LLILAS Benson is crucial to UT Austin in the university’s new status as a Hispanic-serving institution. UT is a world-class public university, situated in the heart of Texas, in close proximity to the U.S.–Mexico border, and thus unavoidably connected with the pulse of Latin American history, U.S.–Latin America relations, and the legacies and accomplishments of the Hispanic/Latino population in the United States. As director of LLILAS, I aim to promote scholarly and public programs that engage the UT community with the history and culture of the Hispanic population in Texas and the U.S., while seeking to empower UT students of Latin American descent.
The Significance of an Interdisciplinary Degree
My academic focus is the humanities and literature. However, I believe that by opening up academic frameworks, you can have a more critical understanding of what you are studying. An interdisciplinary perspective aligns with the growing tendency to explore cross-regional perspectives. A wide comparative perspective of global processes, enlightened by a deep contextual understanding—language, culture, history—of Latin America should remain a priority in the curriculum at LLILAS. The mission of the PhD, the master’s, and the undergraduate major is to understand the connection between academia and society from an interdisciplinary perspective. The fact that LLILAS has a core Latin American Studies faculty is an enormous advantage for the graduate program, because it provides students with continuous guidance and mentoring.
I have an idea of Latin America as a cosmopolitan vantage point. I say this because of my academic work and also because of my personal background. For example, through my father, I learned there are many Mexicos.
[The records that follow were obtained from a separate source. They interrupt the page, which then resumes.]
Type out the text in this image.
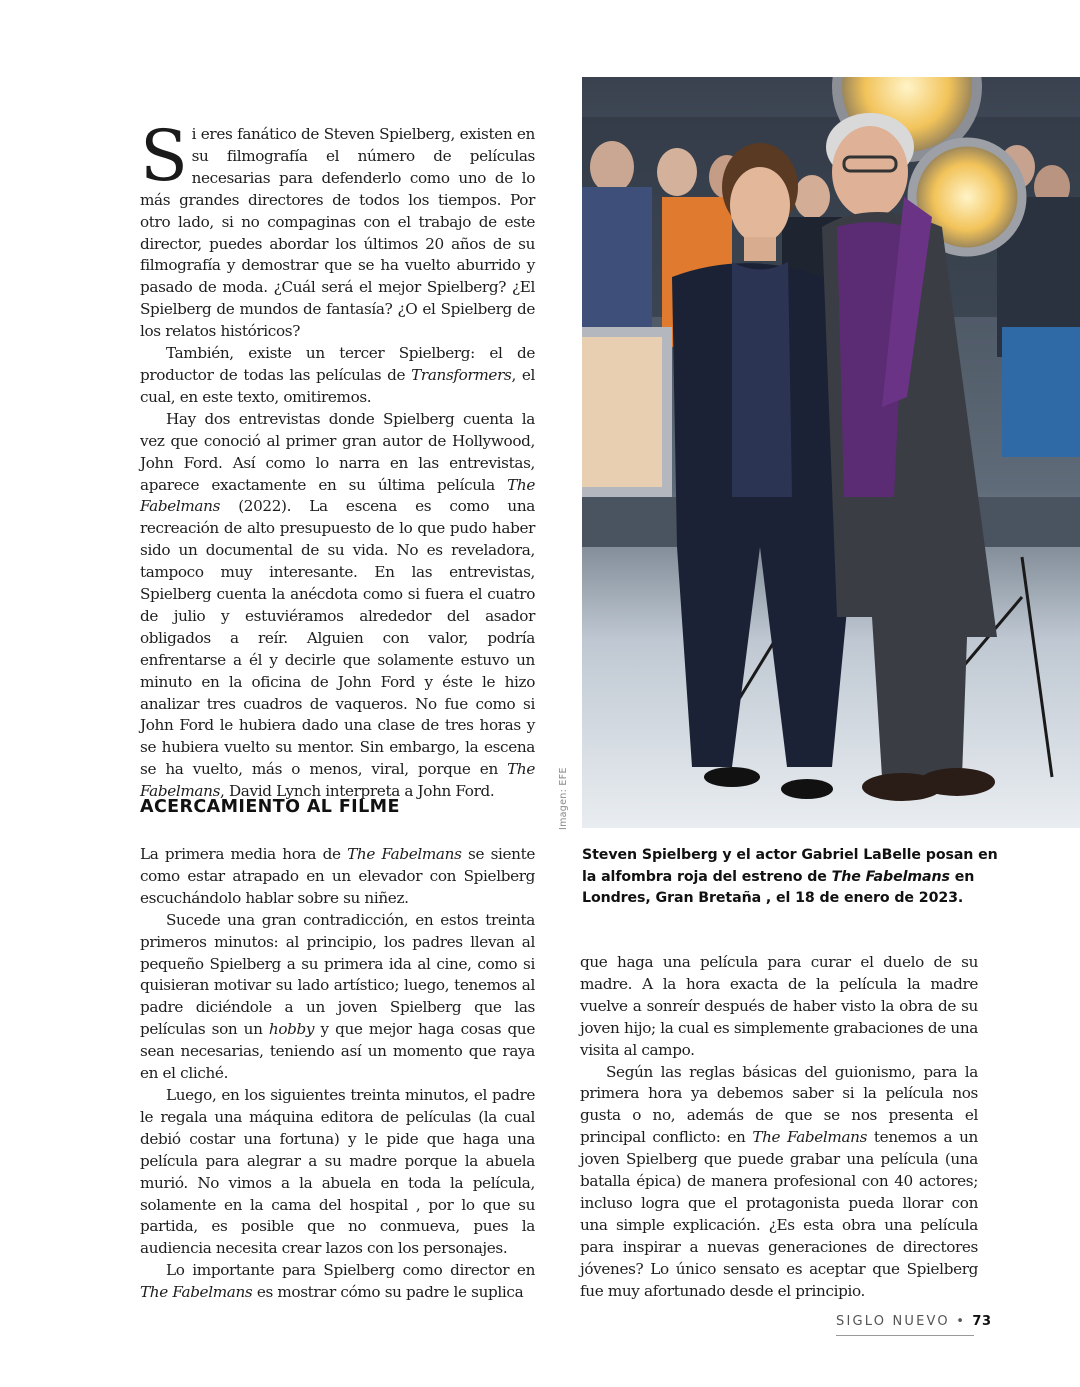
Si eres fanático de Steven Spielberg, existen en su filmografía el número de películas necesarias para defenderlo como uno de lo más grandes directores de todos los tiempos. Por otro lado, si no compaginas con el trabajo de este director, puedes abordar los últimos 20 años de su filmografía y demostrar que se ha vuelto aburrido y pasado de moda. ¿Cuál será el mejor Spielberg? ¿El Spielberg de mundos de fantasía? ¿O el Spielberg de los relatos históricos?

También, existe un tercer Spielberg: el de productor de todas las películas de Transformers, el cual, en este texto, omitiremos.

Hay dos entrevistas donde Spielberg cuenta la vez que conoció al primer gran autor de Hollywood, John Ford. Así como lo narra en las entrevistas, aparece exactamente en su última película The Fabelmans (2022). La escena es como una recreación de alto presupuesto de lo que pudo haber sido un documental de su vida. No es reveladora, tampoco muy interesante. En las entrevistas, Spielberg cuenta la anécdota como si fuera el cuatro de julio y estuviéramos alrededor del asador obligados a reír. Alguien con valor, podría enfrentarse a él y decirle que solamente estuvo un minuto en la oficina de John Ford y éste le hizo analizar tres cuadros de vaqueros. No fue como si John Ford le hubiera dado una clase de tres horas y se hubiera vuelto su mentor. Sin embargo, la escena se ha vuelto, más o menos, viral, porque en The Fabelmans, David Lynch interpreta a John Ford.

ACERCAMIENTO AL FILME

La primera media hora de The Fabelmans se siente como estar atrapado en un elevador con Spielberg escuchándolo hablar sobre su niñez.

Sucede una gran contradicción, en estos treinta primeros minutos: al principio, los padres llevan al pequeño Spielberg a su primera ida al cine, como si quisieran motivar su lado artístico; luego, tenemos al padre diciéndole a un joven Spielberg que las películas son un hobby y que mejor haga cosas que sean necesarias, teniendo así un momento que raya en el cliché.

Luego, en los siguientes treinta minutos, el padre le regala una máquina editora de películas (la cual debió costar una fortuna) y le pide que haga una película para alegrar a su madre porque la abuela murió. No vimos a la abuela en toda la película, solamente en la cama del hospital , por lo que su partida, es posible que no conmueva, pues la audiencia necesita crear lazos con los personajes.

Lo importante para Spielberg como director en The Fabelmans es mostrar cómo su padre le suplica

Imagen: EFE
Steven Spielberg y el actor Gabriel LaBelle posan en la alfombra roja del estreno de The Fabelmans en Londres, Gran Bretaña , el 18 de enero de 2023.

que haga una película para curar el duelo de su madre. A la hora exacta de la película la madre vuelve a sonreír después de haber visto la obra de su joven hijo; la cual es simplemente grabaciones de una visita al campo.

Según las reglas básicas del guionismo, para la primera hora ya debemos saber si la película nos gusta o no, además de que se nos presenta el principal conflicto: en The Fabelmans tenemos a un joven Spielberg que puede grabar una película (una batalla épica) de manera profesional con 40 actores; incluso logra que el protagonista pueda llorar con una simple explicación. ¿Es esta obra una película para inspirar a nuevas generaciones de directores jóvenes? Lo único sensato es aceptar que Spielberg fue muy afortunado desde el principio.

SIGLO NUEVO • 73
He was from Tehuantepec, a city with a strong Indigenous Zapotec identity yet with poor resources. In high school, he and his brother were sent by their mother to study in Mexico City. My father was always a stranger in Mexico City, and then in Puebla, where my mother is from. Looking at the universe of my two parents, who came from two very different realities within the same country, I noticed that their strength was precisely that they did not embrace a chauvinist perspective about Mexico. This ability to navigate the contradictions of Mexican identity, but at the same time to take pride in who they were, is what I think of as cosmopolitanism. An institute of Latin American Studies in the United States has many people with similar stories. When I got to LLILAS as a master’s student, I learned that Latin America was many people, but they had a common goal, which was to envision a better future for Latin America and the world.